Perubahan (3)

170 41 0
                                    

Seumur-umur, Ryujin tidak pernah berharap bahwa ia akan dipanggil menghadap ke ruangan M.Do. Tidak sekalipun.

Dan seharusnya ia sudah tahu kalau akhirnya akan jadi seperti ini. Ia sendiri sudah mulai mempersiapkan diri sejak terakhir kali ia memutuskan untuk melakukan tindakan memalukan tersebut. Tapi—kalau dipikir-pikir lagi sekarang dengan isi kepala yang lebih rasional—tindakan yang diambilnya saat itu memang sangat tolol.

Sudah terlambat untuk menyesalinya. Hukuman membersihkan toilet sekolah sudah siap untuk menghantuinya lagi.

"Selamat sore, Mademoiselle," sapa M.Do.

Wajah laki-laki ini terlihat masam. Kepala setengah botaknya yang licin dan sisa rambut yang terurai panjang berantakan ke belakang itu membuatnya terlihat sangat kusut dan menyeramkan, apalagi ditambah dengan postur tubuh besar M.Do yang bersembunyi di balik jas coklatnya yang tua dan lusuh. Meskipun demikian, M.Do masih sempat menyunggingkan seiris senyuman tipis saat Ryujin datang. Senyuman tipis ini telah menggetarkan lutut Ryujin. Ryujin bahkan merasa bulu kakinya ikut gemetaran.
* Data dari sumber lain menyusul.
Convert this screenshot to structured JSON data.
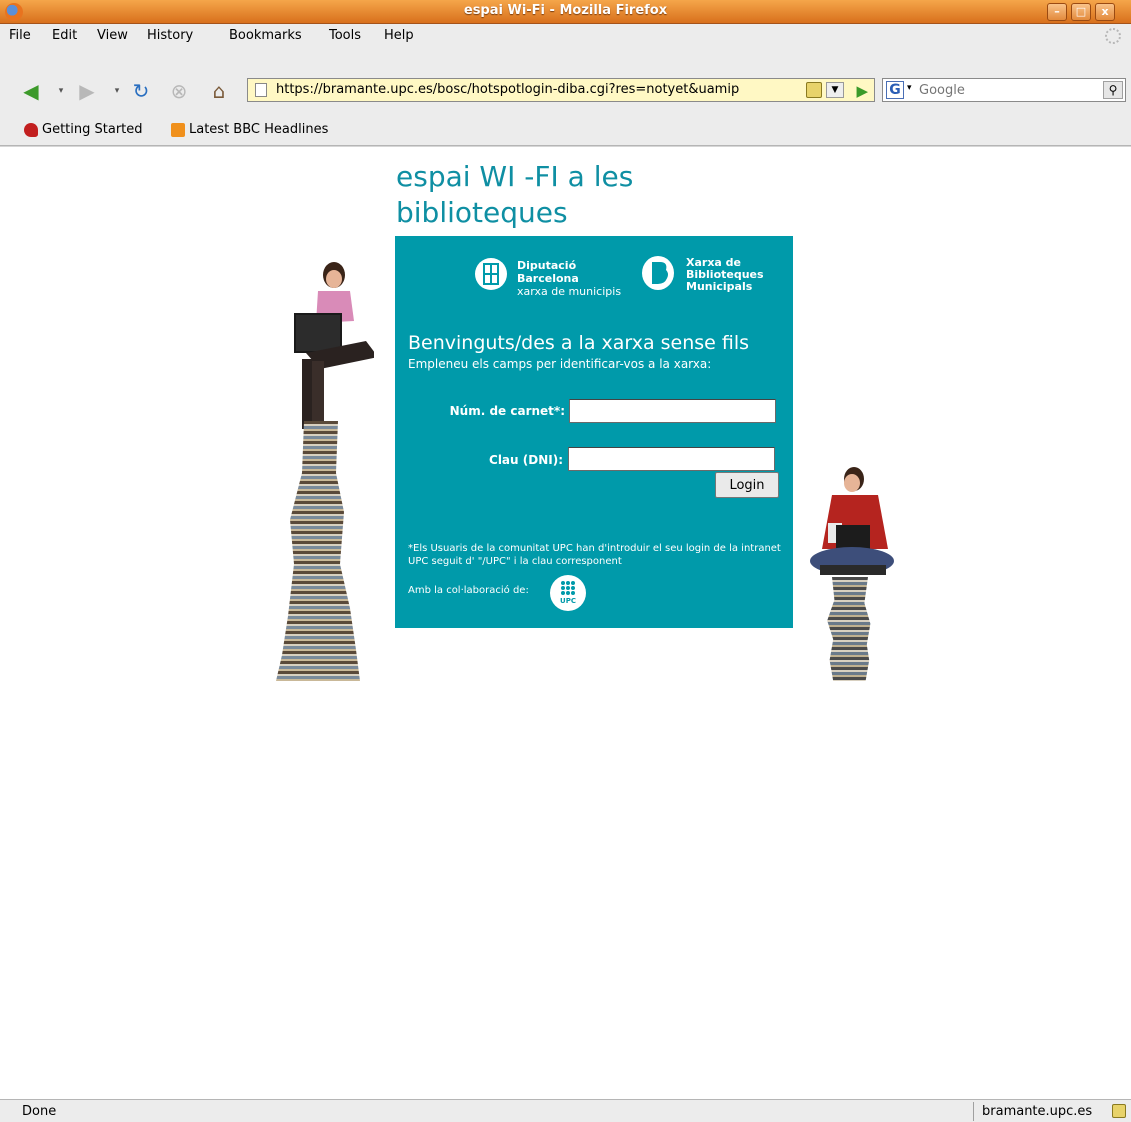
{
  "window": {
    "title": "espai Wi-Fi - Mozilla Firefox",
    "controls": [
      "–",
      "□",
      "x"
    ]
  },
  "menu": {
    "items": [
      "File",
      "Edit",
      "View",
      "History",
      "Bookmarks",
      "Tools",
      "Help"
    ]
  },
  "nav": {
    "url": "https://bramante.upc.es/bosc/hotspotlogin-diba.cgi?res=notyet&uamip",
    "search_placeholder": "Google"
  },
  "bookmarks": {
    "items": [
      "Getting Started",
      "Latest BBC Headlines"
    ]
  },
  "page": {
    "title": "espai WI -FI a les biblioteques",
    "logo_diputacio": [
      "Diputació",
      "Barcelona",
      "xarxa de municipis"
    ],
    "logo_xarxa": [
      "Xarxa de",
      "Biblioteques",
      "Municipals"
    ],
    "welcome": "Benvinguts/des a la xarxa sense fils",
    "instructions": "Empleneu els camps per identificar-vos a la xarxa:",
    "form": {
      "carnet_label": "Núm. de carnet*:",
      "carnet_value": "",
      "dni_label": "Clau (DNI):",
      "dni_value": "",
      "login_label": "Login"
    },
    "footnote": "*Els Usuaris de la comunitat UPC han d'introduir el seu login de la intranet UPC seguit d' \"/UPC\" i la clau corresponent",
    "collab_text": "Amb la col·laboració de:",
    "upc_logo_text": "UPC"
  },
  "status": {
    "text": "Done",
    "host": "bramante.upc.es"
  },
  "colors": {
    "panel": "#009aaa",
    "title": "#0f8fa3",
    "titlebar": "#e38a3c"
  }
}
"Se—" lidah Ryujin terasa kelu. Ia menegak ludahnya. "Selamat sore, Monsieur."

Ryujin bisa merasakan alien tengah merangkak di balik punggungnya yang mungil itu dan menembaknya dengan laser pengecil yang berwarna hijau keemasan. Sinar laser itu sekonyong-konyong mengubah seluruh bagian tubuhnya menjadi kurcaci. Tubuhnya pun semakin menciut—dan menciut—dan mungkin sekarang sudah seukuran kuman.

Ryujin—entah bagaimana caranya—melihat paramecium sedang bergelantungan di kedua tangannya.

"Silakan duduk," ujar guru Prancis itu. "Ada yang mau kubicarakan denganmu."

Dengan susah payah Ryujin menggapai kursi raksasa yang ada di hadapannya itu. Ia berusaha menggerakkan kaki-kaki semunya yang bergelayut dan berlendir, dan perlahan-lahan meletakkan inti selnya di atas kursi.

M.Do membuka laci dari meja kerjanya yang dipenuhi dengan buku-buku literatur Prancis yang tersusun berantakan. Ia mengambil sehelai kertas yang terlihat sangat familiar di mata Ryujin, selembar kertas tugas dengan tiga bekas lipatan yang khas, yang diwarnai dengan tinta hitam bocor yang menghiasi setiap sisi kertasnya dengan cap jari yang tidak rapi, dan tulisan ayam terburu-buru yang sangat dikenalnya itu.

Ryujin menahan napasnya.

Tugas Esai Prancis.

"Aku sudah memeriksa tugas esaimu, Mademoiselle," ujar M.Do perlahan. Ia pun mengamati kertas itu sekali lagi, seolah-olah masih berharap akan menemukan kenyataan yang berbeda saat melihatnya untuk yang terakhir kali.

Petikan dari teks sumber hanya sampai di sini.